Nedense Rumlar Kıbrıs Cumhuriyeti’nin kuruluş ve kutlama törenlerinin gerçekleşmesini 1 Ekim tarihinde yapıyorlar yıllardan beri.  Tuhaf bir durum değil mi?

            Esasında, Londra ve Zürih Anlaşmaları ile kurulan Kıbrıs Cumhuriyeti’nin gerçek kuruluş tarihi 16 Ağustos 1960’tır.  Ama Rumlar bunu da çarpıtarak bu tarihi, sanki özel birşey yapmışlar gibi 1 Ekim’e aldılar.
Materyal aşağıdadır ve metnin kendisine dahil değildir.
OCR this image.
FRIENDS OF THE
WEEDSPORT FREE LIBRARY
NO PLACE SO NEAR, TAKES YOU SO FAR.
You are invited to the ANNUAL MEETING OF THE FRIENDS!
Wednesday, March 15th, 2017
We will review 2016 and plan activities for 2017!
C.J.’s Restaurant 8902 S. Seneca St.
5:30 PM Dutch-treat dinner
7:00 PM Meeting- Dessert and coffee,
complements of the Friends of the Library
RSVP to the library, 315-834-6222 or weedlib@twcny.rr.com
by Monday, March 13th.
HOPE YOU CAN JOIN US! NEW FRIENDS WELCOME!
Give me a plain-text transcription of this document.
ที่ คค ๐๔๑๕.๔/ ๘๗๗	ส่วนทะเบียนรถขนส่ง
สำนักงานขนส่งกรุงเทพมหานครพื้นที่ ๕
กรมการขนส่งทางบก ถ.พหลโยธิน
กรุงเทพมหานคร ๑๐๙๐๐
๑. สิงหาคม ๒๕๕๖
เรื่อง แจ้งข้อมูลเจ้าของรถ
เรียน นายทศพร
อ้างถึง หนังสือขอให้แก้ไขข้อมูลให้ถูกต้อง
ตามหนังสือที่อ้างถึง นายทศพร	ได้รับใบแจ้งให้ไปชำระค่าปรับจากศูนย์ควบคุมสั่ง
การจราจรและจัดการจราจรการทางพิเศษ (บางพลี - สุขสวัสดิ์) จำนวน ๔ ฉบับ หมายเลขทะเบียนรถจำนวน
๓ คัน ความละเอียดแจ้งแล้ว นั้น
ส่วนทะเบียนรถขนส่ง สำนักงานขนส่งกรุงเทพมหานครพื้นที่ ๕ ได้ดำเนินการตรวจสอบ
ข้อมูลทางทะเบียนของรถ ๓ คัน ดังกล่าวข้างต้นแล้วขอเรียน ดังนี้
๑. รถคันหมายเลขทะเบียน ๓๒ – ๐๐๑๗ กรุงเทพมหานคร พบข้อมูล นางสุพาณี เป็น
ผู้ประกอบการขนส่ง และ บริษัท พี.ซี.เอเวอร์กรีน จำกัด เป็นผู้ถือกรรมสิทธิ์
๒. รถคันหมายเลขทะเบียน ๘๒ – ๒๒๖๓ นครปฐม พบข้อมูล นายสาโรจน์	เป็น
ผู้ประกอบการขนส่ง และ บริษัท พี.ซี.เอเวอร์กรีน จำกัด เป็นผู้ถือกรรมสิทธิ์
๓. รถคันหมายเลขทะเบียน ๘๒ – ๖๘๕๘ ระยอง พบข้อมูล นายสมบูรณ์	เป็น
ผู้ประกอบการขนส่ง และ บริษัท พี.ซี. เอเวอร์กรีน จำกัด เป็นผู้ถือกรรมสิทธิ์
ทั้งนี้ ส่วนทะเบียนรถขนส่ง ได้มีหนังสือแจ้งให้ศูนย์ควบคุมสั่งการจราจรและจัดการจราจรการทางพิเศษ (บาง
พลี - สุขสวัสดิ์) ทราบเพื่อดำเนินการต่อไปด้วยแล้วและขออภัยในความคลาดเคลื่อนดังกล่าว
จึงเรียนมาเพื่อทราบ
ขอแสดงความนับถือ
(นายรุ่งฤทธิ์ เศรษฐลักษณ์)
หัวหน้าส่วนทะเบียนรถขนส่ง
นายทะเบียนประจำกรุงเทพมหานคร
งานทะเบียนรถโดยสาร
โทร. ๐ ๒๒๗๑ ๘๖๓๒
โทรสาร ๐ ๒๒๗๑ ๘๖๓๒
            Bu Cumhuriyet kurulduğunda bizler henüz lisenin son sınıfında bir öğrenciydik.  O zaman da 21 pare top atılmıştı.  O zaman da görkemli törenler yapılmış ve eğlenceler düzenlenmişti.  Sözde kalan Kıbrıs Cumhuriyeti bugün tam 61 yaşında.  61’den tam üç buçuk yıl sonra Kıbrıs Cumhuriyeti “YARIM KIBRIS”a dönüştü.  Neden?  Bir türlü bu Cumhuriyetin içindeki Türk varlığını hazmedemediler ve ENOSİS hayalleri ile Kıbrıs’ın idari, siyasi ve sosyal biçimini değiştirdiler.  21 Aralık 1963 tarihi itibariyle adada silahlı eyleme girişerek, Türkleri tam on bir yıl gettolara kapadılar ve sözde Cumhuriyetinin tüm olanaklarından mahrum bıraktılar.

            Türkler o günden bugüne kadar Anavatan Türkiye’nin maddi manevi desteği ile buralara kadar geldi.

            Kıbrıs sorunun çözüm aşamasında 1950’li yıllarda İngiliz siyasileri “Kıbrıs taksim edilerek sorun çözümlenmelidir” fikrini ortaya atarak, Kıbrıs gerçeğindeki fiziki bölünmeyi o zamandan talep etmişlerdi.  Türkiye ve Kıbrıs Türkleri bu fikri benimseyince dört elle “TAKSİM” tezine sarılmışlar ve bütün siyaset propaganda ve meydan mitinglerini bunun üzerine bina etmişlerdi.

            Rumlar Kıbrıs Cumhuriyeti’nin yıl dönümünü kutlarlar ama, Türkler de 15 Kasım tarihinde Kuzey Kıbrıs Türk Cumhuriyeti’nin kuruluşunu kutlarlar.

            Alın size bölünmüş bir Kıbrıs.

            Bu coğrafi profil, esasında İngiliz’in ortaya atmış olduğu “Taksim” fikri ile bir görüntü verirken, Kıbrıs anlaşmalarındaki 70:30 paylaşımı da kendiliğinde oluvermiş görüntüsü veriyor.  Tabii ki olası bir anlaşmada şu paylaşım meselesi ve al-ver sorunu sürecinde daha bir derinlemesine tartışılacak.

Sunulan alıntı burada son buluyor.